Photo by Denise Jans on Unsplash

South Korea’s Culture Minister has ordered the cinema industry to come up with measures to address box office results manipulation following a major police investigation.

A Seoul Metropolitan Police inquiry found evidence that the box office attendance figures of more than 300 films over the past five years had been inflated by 2.67 million. Some 69 people from within the industry have been referred to prosecutors and could be charged with fraud.

Now Park Bo-gyoon, Minister of Culture, Sports and Tourism, has ordered the Korean Film Council (Kofic) to come up with measures to address the alleged manipulation by theatres and distributors.

Park is reported to have summoned Kofic officials to the Culture Ministry’s last week and told him that the public’s trust in box office figures and the cinema industry in general has been tarnished by the accusations.

Kofic operates an integrated computer network for theatres, the basis for box office counting in Korea.

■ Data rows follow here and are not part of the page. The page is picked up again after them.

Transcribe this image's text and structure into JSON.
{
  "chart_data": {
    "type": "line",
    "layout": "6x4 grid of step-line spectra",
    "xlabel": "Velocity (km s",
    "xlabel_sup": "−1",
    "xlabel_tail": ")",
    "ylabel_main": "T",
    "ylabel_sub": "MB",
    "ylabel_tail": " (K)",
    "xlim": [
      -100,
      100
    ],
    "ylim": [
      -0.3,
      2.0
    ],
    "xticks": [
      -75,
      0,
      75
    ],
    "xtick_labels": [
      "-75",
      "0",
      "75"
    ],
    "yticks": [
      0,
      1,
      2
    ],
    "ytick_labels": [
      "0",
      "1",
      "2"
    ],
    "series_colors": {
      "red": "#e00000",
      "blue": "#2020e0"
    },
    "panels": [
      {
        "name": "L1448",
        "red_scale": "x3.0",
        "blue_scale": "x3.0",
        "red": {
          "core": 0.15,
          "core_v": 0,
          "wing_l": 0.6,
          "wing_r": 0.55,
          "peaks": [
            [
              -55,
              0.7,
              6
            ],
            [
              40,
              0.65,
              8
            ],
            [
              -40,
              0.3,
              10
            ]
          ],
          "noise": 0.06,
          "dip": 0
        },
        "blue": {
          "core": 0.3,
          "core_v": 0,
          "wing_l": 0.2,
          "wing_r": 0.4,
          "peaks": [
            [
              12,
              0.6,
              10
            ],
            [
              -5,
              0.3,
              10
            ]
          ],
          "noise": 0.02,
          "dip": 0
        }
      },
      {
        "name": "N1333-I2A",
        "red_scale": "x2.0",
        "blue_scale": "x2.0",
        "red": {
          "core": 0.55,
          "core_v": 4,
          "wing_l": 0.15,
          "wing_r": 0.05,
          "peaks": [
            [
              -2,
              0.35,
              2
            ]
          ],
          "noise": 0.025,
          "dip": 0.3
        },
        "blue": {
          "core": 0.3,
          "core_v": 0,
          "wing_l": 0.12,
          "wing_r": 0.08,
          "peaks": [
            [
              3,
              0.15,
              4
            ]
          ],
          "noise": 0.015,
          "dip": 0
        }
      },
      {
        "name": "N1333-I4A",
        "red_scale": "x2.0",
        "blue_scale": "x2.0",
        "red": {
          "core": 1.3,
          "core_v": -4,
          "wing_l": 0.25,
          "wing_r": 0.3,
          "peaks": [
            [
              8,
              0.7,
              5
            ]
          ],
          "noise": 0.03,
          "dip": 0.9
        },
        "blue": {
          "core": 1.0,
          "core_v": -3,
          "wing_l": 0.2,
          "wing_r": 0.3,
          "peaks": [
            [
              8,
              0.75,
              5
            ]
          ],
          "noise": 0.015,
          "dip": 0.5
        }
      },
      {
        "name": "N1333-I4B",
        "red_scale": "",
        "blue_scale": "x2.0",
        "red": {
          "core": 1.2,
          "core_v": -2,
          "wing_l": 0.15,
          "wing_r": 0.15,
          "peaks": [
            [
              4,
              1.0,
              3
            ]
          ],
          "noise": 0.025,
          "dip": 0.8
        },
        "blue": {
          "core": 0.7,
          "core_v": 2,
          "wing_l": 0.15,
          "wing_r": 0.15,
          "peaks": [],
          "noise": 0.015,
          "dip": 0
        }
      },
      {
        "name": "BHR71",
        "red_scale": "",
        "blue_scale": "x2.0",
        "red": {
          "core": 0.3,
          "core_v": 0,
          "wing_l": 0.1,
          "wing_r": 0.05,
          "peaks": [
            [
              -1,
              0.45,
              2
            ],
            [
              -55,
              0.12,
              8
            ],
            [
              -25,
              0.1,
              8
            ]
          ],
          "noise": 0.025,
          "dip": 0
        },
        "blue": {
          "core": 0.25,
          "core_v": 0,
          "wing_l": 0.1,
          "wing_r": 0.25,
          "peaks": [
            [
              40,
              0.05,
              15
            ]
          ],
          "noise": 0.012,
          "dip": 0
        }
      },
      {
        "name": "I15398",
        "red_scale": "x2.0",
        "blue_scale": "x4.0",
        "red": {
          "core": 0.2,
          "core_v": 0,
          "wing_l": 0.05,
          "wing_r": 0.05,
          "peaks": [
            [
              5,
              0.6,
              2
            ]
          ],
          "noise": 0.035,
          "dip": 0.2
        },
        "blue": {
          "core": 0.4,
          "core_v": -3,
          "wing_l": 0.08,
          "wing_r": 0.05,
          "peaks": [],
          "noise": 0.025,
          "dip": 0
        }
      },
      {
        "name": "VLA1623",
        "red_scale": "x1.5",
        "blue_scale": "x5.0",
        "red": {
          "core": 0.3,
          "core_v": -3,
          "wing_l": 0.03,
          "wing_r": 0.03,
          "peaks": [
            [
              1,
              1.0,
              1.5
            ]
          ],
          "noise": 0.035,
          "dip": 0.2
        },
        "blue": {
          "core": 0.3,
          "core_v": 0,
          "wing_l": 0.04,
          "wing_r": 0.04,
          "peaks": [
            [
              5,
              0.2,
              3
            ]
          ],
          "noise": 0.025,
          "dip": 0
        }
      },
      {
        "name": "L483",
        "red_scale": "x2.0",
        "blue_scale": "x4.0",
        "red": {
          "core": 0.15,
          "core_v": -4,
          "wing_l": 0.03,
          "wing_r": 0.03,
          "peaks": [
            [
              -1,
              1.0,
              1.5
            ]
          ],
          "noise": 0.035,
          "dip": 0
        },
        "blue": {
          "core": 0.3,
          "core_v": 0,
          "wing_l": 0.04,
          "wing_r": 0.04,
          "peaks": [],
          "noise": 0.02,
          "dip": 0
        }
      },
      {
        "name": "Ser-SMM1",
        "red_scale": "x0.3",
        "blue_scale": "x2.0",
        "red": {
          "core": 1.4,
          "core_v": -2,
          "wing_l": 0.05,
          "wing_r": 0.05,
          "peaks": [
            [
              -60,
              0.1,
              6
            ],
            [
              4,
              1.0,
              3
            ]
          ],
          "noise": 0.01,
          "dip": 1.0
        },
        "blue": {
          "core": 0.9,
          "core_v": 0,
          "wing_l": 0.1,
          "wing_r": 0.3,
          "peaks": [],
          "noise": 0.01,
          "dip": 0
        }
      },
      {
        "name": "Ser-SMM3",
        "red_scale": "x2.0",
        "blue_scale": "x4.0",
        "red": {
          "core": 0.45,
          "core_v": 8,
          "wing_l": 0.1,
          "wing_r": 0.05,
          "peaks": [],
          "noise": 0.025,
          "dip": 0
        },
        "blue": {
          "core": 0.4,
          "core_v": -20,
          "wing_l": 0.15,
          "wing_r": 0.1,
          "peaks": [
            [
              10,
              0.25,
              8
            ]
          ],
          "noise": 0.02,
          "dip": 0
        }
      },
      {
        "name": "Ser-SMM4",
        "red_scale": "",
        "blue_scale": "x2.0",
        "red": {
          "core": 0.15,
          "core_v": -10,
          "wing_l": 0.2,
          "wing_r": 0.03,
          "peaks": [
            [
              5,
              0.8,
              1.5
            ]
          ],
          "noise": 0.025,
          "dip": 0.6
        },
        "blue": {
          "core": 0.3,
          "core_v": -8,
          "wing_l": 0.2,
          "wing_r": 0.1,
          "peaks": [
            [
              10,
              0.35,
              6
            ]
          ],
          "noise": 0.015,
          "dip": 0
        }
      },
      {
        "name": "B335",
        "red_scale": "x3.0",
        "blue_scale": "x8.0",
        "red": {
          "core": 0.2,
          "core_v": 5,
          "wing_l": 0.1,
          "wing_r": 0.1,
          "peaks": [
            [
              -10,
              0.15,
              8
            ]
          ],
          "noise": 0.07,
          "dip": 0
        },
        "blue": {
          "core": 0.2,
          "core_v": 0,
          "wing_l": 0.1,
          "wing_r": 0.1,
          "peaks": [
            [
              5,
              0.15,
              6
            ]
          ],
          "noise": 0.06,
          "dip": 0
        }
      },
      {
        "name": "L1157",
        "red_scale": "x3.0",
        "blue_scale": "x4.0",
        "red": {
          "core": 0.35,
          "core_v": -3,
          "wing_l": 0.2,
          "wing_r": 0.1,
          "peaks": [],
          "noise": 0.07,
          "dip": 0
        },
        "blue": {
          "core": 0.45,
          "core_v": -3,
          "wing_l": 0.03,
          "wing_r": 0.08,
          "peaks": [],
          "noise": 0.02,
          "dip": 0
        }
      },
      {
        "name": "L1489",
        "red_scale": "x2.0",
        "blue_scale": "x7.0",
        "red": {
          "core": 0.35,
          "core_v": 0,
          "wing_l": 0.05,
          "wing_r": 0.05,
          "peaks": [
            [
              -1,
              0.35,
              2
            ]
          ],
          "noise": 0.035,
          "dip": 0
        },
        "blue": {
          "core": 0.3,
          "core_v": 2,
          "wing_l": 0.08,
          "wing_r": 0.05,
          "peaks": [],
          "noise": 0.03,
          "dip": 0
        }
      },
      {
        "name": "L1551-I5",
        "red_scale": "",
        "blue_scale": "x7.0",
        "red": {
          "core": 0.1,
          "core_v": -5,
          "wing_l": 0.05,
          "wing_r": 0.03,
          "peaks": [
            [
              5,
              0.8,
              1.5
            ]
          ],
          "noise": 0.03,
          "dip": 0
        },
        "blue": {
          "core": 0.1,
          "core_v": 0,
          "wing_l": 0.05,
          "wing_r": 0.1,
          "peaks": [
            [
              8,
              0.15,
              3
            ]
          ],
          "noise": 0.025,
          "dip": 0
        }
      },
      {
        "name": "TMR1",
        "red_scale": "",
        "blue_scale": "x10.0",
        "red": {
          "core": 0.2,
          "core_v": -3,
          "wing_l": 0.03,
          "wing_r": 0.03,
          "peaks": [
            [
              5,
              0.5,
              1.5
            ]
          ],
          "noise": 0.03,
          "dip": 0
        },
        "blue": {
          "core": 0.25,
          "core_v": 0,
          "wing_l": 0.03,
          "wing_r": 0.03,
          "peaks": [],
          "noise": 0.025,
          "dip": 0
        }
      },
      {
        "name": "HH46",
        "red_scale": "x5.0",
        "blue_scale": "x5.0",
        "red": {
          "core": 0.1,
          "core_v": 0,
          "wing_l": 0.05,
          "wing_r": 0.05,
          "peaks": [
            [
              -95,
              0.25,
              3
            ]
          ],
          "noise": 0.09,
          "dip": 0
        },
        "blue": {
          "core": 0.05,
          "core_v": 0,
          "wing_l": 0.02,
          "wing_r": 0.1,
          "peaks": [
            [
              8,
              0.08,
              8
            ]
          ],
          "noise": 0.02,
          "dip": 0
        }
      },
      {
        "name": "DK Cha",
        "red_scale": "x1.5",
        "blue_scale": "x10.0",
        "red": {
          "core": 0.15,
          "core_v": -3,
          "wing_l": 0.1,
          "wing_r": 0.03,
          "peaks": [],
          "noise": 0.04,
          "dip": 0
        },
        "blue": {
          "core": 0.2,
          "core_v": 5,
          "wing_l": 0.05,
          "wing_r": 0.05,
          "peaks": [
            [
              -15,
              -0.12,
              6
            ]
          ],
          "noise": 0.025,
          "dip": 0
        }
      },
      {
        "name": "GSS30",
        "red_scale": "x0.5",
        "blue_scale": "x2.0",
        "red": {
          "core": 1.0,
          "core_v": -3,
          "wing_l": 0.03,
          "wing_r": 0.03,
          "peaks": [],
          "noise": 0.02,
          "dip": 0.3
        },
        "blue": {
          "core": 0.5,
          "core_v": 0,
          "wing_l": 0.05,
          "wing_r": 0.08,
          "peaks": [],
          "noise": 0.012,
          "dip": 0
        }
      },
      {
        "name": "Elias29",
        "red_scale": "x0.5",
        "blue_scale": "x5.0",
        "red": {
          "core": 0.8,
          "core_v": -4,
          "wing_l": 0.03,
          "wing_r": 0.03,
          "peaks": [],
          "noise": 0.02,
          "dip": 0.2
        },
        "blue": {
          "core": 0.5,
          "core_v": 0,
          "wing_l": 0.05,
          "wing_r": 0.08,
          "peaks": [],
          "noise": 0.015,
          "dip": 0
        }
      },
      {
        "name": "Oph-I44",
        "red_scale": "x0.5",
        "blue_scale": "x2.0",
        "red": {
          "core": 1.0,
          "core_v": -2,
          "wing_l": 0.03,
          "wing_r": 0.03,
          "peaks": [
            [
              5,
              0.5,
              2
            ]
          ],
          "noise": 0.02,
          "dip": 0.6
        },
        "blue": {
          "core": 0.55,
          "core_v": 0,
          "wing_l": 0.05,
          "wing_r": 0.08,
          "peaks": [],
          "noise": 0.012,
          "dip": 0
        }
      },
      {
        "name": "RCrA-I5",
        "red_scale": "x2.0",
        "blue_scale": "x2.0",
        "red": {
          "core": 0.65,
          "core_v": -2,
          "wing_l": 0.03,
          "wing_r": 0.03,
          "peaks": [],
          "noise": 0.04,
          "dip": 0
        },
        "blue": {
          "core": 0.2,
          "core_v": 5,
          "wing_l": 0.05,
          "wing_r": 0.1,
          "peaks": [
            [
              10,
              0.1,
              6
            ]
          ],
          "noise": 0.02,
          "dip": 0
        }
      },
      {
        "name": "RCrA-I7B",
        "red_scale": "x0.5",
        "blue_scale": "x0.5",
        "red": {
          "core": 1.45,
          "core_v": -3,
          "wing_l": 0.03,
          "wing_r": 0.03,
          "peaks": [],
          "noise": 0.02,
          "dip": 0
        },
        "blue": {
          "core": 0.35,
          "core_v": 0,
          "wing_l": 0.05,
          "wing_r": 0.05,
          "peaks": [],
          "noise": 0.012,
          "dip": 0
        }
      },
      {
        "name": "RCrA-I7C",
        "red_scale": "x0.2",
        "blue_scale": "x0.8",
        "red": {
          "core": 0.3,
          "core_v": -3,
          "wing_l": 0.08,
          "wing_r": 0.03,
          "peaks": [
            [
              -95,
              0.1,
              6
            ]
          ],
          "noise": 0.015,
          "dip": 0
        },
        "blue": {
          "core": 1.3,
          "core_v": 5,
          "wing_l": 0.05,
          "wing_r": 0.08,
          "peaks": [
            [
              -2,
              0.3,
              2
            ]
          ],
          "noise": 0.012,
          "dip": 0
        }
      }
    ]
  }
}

On Wednesday, the police said that 69 people from three multiplexes and 24 distributors had been sent to prosecutors on charges of manipulating the number of tickets sold by entering false ticketing information into the network.

The Seoul police force’s anti-corruption and public crime investigation team began probing the sector earlier this year and in June raided the offices of CJ-CGV, Megabox and Lotte Cinema, the country’s three largest cinema operators. At the time, it also emerged that the premises of distributors Showbox, Lotte Entertainment and Kidari had also been visited.

“In collusion with film distributors, the accused theatre officials allegedly entered inflated ticket sales information onto the Korean Film Council’s box office compiling service [Kobis] from March 2018 to June this year to boost the box office rankings of the movies released at their theatres,” police said, according to the semi-official news agency Yonhap.

It is believed that exaggerating box office numbers can be a tactic used to make a film appear more successful than it really is which may increase audience interest. In the longer term, inflated box office numbers may trigger higher fees when a film is licensed for TV or streaming.